Aug 2 (Reuters) - German government bond yields slid on Friday to their lowest level in around six months as investors snapped up sovereign debt after weak U.S. economic data raised fears about global growth and caused stocks to tumble.

Tensions in the Middle East and Thursday's Bank of England interest rate cut also burnished the appeal of bonds, although the debt of euro zone countries that are seen as riskier investments, such as Italy, fared less well.

Germany's 10-year bond yield, the benchmark for the euro zone, fell 5 basis points (bps) to 2.201%, the lowest since February.

The yield, which moves inversely to the price, was set to end the week 20 bps lower, the biggest fall since mid-June.

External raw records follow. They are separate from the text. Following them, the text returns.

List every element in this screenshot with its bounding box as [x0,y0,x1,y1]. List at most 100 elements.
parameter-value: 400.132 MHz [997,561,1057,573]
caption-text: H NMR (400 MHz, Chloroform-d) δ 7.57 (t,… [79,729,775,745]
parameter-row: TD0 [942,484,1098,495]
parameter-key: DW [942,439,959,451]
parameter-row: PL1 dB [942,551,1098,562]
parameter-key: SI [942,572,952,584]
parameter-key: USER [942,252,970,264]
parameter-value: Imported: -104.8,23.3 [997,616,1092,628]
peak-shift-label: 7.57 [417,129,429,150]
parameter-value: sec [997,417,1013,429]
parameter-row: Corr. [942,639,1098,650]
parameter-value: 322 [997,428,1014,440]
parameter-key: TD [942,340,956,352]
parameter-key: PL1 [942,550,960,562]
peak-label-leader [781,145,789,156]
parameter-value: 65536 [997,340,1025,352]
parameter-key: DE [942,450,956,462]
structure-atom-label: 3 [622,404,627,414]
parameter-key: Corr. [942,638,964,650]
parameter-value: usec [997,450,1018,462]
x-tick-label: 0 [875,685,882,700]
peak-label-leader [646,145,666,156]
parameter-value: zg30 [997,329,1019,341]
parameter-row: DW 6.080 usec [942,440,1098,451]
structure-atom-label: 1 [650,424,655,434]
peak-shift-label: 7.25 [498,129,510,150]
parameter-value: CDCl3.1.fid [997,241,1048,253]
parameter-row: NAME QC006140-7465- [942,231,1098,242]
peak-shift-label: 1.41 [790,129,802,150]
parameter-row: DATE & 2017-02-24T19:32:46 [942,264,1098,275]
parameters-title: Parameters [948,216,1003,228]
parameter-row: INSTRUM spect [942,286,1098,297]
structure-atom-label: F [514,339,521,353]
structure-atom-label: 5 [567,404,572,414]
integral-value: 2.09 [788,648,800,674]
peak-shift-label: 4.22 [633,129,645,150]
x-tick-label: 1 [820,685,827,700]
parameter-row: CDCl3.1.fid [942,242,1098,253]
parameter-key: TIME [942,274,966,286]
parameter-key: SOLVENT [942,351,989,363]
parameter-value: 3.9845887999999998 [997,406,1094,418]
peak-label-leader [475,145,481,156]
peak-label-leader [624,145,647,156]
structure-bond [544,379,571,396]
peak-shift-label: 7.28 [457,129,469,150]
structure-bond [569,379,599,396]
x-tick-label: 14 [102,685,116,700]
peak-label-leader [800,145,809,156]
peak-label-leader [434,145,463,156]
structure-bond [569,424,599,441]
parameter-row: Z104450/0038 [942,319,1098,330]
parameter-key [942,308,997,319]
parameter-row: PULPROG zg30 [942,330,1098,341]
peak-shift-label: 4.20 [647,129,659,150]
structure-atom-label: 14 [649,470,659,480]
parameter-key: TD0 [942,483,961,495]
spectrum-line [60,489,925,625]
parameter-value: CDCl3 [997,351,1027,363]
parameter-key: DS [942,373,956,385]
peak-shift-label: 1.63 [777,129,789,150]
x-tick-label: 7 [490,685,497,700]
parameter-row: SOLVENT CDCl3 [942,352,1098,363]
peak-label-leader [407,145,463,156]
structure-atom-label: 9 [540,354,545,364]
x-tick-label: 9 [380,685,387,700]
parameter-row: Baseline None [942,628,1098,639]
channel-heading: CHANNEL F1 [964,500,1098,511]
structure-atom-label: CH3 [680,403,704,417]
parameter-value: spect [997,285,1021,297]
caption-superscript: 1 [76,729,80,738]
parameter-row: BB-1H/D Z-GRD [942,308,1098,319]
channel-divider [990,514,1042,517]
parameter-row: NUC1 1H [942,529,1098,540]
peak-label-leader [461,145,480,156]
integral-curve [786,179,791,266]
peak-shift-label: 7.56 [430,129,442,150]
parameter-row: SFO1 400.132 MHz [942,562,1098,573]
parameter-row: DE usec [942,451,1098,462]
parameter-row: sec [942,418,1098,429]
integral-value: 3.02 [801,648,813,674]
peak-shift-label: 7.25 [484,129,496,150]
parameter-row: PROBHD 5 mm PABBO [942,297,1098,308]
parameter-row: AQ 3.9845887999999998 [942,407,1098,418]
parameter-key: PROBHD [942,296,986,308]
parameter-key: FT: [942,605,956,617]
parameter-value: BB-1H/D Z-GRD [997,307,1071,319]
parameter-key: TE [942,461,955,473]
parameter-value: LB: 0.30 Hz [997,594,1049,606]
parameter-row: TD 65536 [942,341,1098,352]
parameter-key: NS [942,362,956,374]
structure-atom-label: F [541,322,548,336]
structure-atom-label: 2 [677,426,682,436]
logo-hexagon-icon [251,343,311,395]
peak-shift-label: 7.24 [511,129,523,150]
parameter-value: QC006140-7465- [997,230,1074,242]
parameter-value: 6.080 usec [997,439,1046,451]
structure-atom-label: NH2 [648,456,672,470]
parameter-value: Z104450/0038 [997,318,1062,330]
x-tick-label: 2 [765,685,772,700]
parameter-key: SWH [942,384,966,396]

Investors were waiting for July U.S. employment data, which will help guide Federal Reserve policy and is expected to show a slight slowdown in the labour market.

Data on Thursday showed U.S. jobless claims rose more than expected last week to 249,000, the highest since August 2023.

In addition, a measure of U.S. manufacturing activity dropped to an eight-month low in July amid a slump in new orders.

"We are seeing strong moves across major markets," said Emmanouil Karimalis, macro rates strategist at UBS.

"It is a combination of several factors: the BoE cut has set a more bullish tone this week, while markets are also increasing their expectations for a Federal Reserve cut," he said.

"The weakness in the stock market, escalating geopolitical tensions in the Middle East, and a slowdown in European government bond supply in August are all supportive factors for European bonds."

Stocks dropped around the world on Friday, with Europe's main index down around 1.8% and U.S. futures down 1.1% .

Concerns about the global economy led risky government bonds to underperform their peers, with the Italian and French yield spreads versus German bonds widening respectively to 146 basis points (bps), the highest in almost a month, and to 78 bps, the highest since last month's French election.

Italy's 10-year bond yield was flat at 3.644% while France's was down 1 bp at 2.978%.

Money markets priced in 60 bps of further European Central Bank rate cuts in 2024, from about 50 bps a week ago .

Germany's two-year bond yield, which is sensitive to ECB rate expectations, was last down 6 bps at 2.41% after falling to its lowest since January at 2.38% earlier in the session.

U.S. Treasury yields were down, after tumbling on Thursday on the soft economic data and comments from Federal Reserve Chair Jerome Powell in the previous session.